Trecce nella storia: quando è nata questa acconciatura?

Le trecce non sono mai fuori moda: le vediamo sui red carpet, in occasione di matrimoni (anche quelli reali), in televisione, sui palchi dei concerti, insomma, le vediamo sempre e ovunque. Questa acconciatura, dunque, non si allontana mai troppo dal nostro orizzonte, e questo succede molto probabilmente perché è sempre stata insieme a noi, fin dalle origini della civiltà.

Se si volesse andare indietro a rintracciare le prime chiusure a nodo fatte ai nostri capelli – o meglio, a quelli dei nostri avi – dovremmo gettare lo sguardo fino a circa 30.000 anni fa. Proprio così: mentre l’uomo di Neanderthal scompariva, mentre si sviluppavano i primi esempi di arte figurativa nelle incisioni rupestri, mentre intorno a noi vivevano ancora i mammut e le tigri dai denti a sciabola, qualcuno iniziava ad annodare i propri capelli.
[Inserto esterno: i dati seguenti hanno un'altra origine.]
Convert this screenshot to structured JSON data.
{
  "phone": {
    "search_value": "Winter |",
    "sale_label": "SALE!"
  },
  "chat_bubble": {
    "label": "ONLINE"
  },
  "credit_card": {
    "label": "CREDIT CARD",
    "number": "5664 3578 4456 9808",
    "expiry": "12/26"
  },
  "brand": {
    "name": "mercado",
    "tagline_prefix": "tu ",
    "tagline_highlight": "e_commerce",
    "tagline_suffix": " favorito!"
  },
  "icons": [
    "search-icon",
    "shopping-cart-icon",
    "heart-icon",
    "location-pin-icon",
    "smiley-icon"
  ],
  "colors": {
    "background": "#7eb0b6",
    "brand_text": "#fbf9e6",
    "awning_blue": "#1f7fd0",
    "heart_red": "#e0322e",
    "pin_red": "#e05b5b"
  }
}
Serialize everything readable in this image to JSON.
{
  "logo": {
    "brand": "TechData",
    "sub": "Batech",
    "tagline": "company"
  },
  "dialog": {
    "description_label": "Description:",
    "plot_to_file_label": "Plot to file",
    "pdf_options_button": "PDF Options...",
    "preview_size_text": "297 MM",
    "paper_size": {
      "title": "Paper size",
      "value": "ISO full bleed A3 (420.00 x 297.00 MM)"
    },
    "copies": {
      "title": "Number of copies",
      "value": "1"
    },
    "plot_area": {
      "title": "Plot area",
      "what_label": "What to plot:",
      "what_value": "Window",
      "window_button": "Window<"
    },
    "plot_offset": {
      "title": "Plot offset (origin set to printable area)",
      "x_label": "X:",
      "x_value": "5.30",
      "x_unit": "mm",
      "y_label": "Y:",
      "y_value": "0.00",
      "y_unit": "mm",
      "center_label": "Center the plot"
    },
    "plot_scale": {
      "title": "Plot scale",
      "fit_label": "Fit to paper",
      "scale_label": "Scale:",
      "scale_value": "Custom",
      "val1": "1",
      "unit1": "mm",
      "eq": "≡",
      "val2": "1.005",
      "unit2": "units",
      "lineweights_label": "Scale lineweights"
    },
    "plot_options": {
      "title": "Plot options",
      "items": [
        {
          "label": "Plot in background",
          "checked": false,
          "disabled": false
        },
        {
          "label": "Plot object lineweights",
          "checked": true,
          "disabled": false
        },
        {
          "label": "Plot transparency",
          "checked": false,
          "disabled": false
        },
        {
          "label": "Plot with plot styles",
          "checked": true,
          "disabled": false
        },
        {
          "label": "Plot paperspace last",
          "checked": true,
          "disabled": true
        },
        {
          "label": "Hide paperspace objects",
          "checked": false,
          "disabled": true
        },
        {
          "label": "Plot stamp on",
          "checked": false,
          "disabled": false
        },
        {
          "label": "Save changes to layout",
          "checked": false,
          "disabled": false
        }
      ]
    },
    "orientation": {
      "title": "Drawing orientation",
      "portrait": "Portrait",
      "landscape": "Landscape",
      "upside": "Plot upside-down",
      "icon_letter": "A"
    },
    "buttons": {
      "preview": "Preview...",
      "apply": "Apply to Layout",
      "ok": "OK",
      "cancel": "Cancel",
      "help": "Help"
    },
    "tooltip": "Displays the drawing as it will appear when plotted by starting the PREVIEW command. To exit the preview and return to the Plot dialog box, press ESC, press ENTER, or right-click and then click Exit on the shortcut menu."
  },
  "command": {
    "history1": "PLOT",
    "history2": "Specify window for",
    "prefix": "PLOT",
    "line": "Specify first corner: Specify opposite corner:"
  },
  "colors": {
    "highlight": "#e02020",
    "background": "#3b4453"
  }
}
Quei nodi potevano indicare molte cose, dall’età della persona al suo ruolo, fino alla sua ‘posizione sociale‘. Non può essere peraltro un caso che, tra gli oggetti più antichi ritrovati nelle tombe preistoriche, vi fossero proprio degli utensili per pettinare i capelli.

Se volessimo parlare di prove certe di trecce come le conosciamo noi, dovremmo però guardare al 3.500 a.C. Allora, a quanto sembra, le trecce erano molto popolari tra le donne di alcune popolazioni africane. A imporre questo particolare stile furono prima di tutte, molto probabilmente, le donne del gruppo etnico degli Himba, in Namibia, che ancora oggi conosciamo per l’uso della ‘otjize’, una mistura di burro, ocra e resine che, distribuito su pelle e capelli, conferisce loro quel tipico e affascinante colore rossastro.

È certo che, già in tempi remoti, le tribù africane avessero iniziato a utilizzare diversi tipi di trecce per identificare ogni diversa comunità, e non solo: anche in questo caso, l’acconciatura, oltre alla tribù, poteva indicare l’età, la situazione coniugale, la religione e il potere di una persona. Fin dalla loro nascita, insomma, le trecce non sono state delle semplici acconciature, elevandosi a vera e propria arte sociale. Questo non deve stupire, soprattutto se si pensa al tempo richiesto per confezionare delle trecce elaborate: oggi come ieri, infatti, l’atto di fare una treccia a qualcuno rappresenta un’occasione di socializzazione.

Le varie epoche e i vari luoghi, va specificato, hanno però avuto le loro trecce distintive. Dalle trecce della Namibia simili a quelle in stile afro si passa infatti alle trecce egiziane del 3.000 a.C., che ricordano le moderne box braid, per arrivare alle trecce a corona dell’antica Grecia, e a quelle a mo’ di Pocahontas dei nativi Americani e così via. Ma tutto quello che è vecchio – anzi, antico – in fatto di trecce, torna inesorabilmente nuovo e attraente. Tutti i tipi di intreccio si ripresentano infatti uno dopo l’altro sotto i nostri occhi, rilanciati di volta in volta da nuovi vip o da famosi hair stylist. Strano ma vero, queste acconciature nate nella preistoria, intorno ai falò, trovano oggi eco in quello che è forse uno dei simboli più fedeli del nostro tempo, ovvero YouTube: non passa infatti giorno senza che, su questa piattaforma, non vengano pubblicati dei video tutorial che insegnano a confezionare qualche ‘nuovo’ tipo di treccia.